Les engins qu'elles devront déposer, les  trucs, comme les appelle Yacef Saadi, n'ont rien de commun avec les premières. bombes de 1956. Taleb Abderrahmane, qui travaille jour et nuit dans son laboratoire du 3, impasse de la Grenade, dans la Casbah, a réussi à mettre au point de terrifiantes machines infernales pas plus grandes qu'un paquet de cigarettes et faciles à dissimuler dans un sac à main. Pour la mise à feu, il a remplacé le système d'horlogerie trop bruyant par un crayon allumeur.
djamila
17 heures, ce samedi 26 janvier. Emmitouflée dans un dufflecoat gris clair, Danièle Minne, petite et boulotte, et Zahia Kerfallah, en manteau de bonne coupe sur lequel se répandent ses cheveux teints en blond, entrent à l'Otomatic. C'est plein de garçons et de filles qui flirtent devant des chocolats fumants et des Cuba Libre, la spécialité de José, le barman. Il n'y a plus de tables. Elles en trouvent une dans la salle du premier étage, s'installent et commandent des jus de fruit. Danièle Minne est tendue, nerveuse. Elle parvient difficilement à dominer sa peur.
Danièle Minne s'enferme dans les w.-c. réservés aux dames.

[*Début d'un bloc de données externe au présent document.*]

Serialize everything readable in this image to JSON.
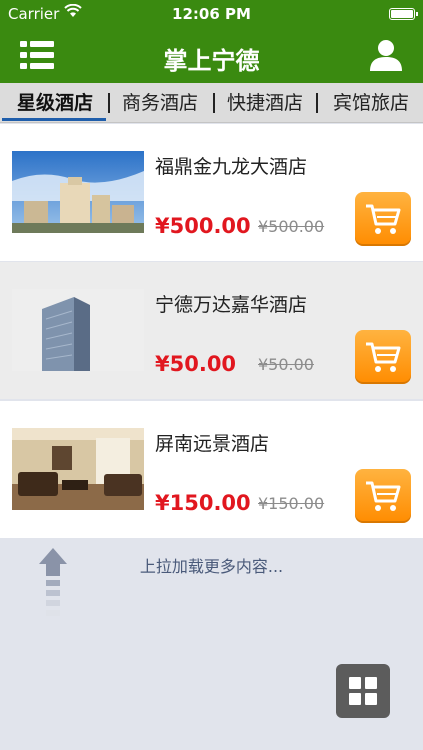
{
  "status_bar": {
    "carrier": "Carrier",
    "time": "12:06 PM"
  },
  "nav": {
    "title": "掌上宁德"
  },
  "tabs": [
    {
      "label": "星级酒店",
      "active": true
    },
    {
      "label": "商务酒店",
      "active": false
    },
    {
      "label": "快捷酒店",
      "active": false
    },
    {
      "label": "宾馆旅店",
      "active": false
    }
  ],
  "hotels": [
    {
      "name": "福鼎金九龙大酒店",
      "price": "¥500.00",
      "original_price": "¥500.00"
    },
    {
      "name": "宁德万达嘉华酒店",
      "price": "¥50.00",
      "original_price": "¥50.00"
    },
    {
      "name": "屏南远景酒店",
      "price": "¥150.00",
      "original_price": "¥150.00"
    }
  ],
  "load_more": {
    "text": "上拉加载更多内容..."
  },
  "colors": {
    "brand_green": "#3a8a10",
    "price_red": "#e1171f",
    "cart_orange": "#ff8c00",
    "tab_active": "#1f5eab"
  }
}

Elle sort délicatement de son sac la petite boîte brune qu'un agent de liaison du F.L.N. qu'elle voyait pour la première fois lui a remise. Elle monte sur la cuvette, pose la bombe sur la chasse d'eau. Quand elle sort, elle voit Zahia qui se refait tranquillement une beauté dans la glace des lavabos. Les deux jeunes filles quittent l'Otomatic comme elles y sont entrées : dans l'indifférence générale des étudiants, trop occupés à flirter ou à refaire l'Algérie avec de jeunes officiers paras.
A la même heure, juste en face, de l'autre côté de la rue Michelet, Zoubida Fadila s'apprête, elle aussi, à sortir de la Cafeteria. Elle laisse derrière elle, sous la banquette de moleskine de la salle du fond, la même petite boîte que Danièle Minne. Comme l'Européenne, dont elle ignore la présence de l'autre côté de la chaussée, la jeune musulmane a peur. Elle part sans finir sa consommation, ce qui fait hausser les épaules au garçon, qui croit en avoir vu d'autres.
Il est 17 h 10 lorsque Djamila Bouazza fait volontairement tomber son mouchoir à la terrasse, vitrée en hiver, de la brasserie du Coq-Hardi, située rue Charles-Péguy, près du plateau des Glières. En se baissant pour le ramasser, la jeune fille glisse rapidement son truc sous le pied en fonte du guéridon sur lequel un garçon en veste blanche a déposé un coca-cola. D'un rapide coup d'oeil Djamila s'assure que personne n'a remarqué son geste parmi les consommateurs attablés comme elle à la terrasse. Son regard accroche successivement quelques hommes mûrs tout prêts à rendre hommage à son charme. Une dame en manteau noir, la cinquantaine distinguée, lui sourit... Si elle savait !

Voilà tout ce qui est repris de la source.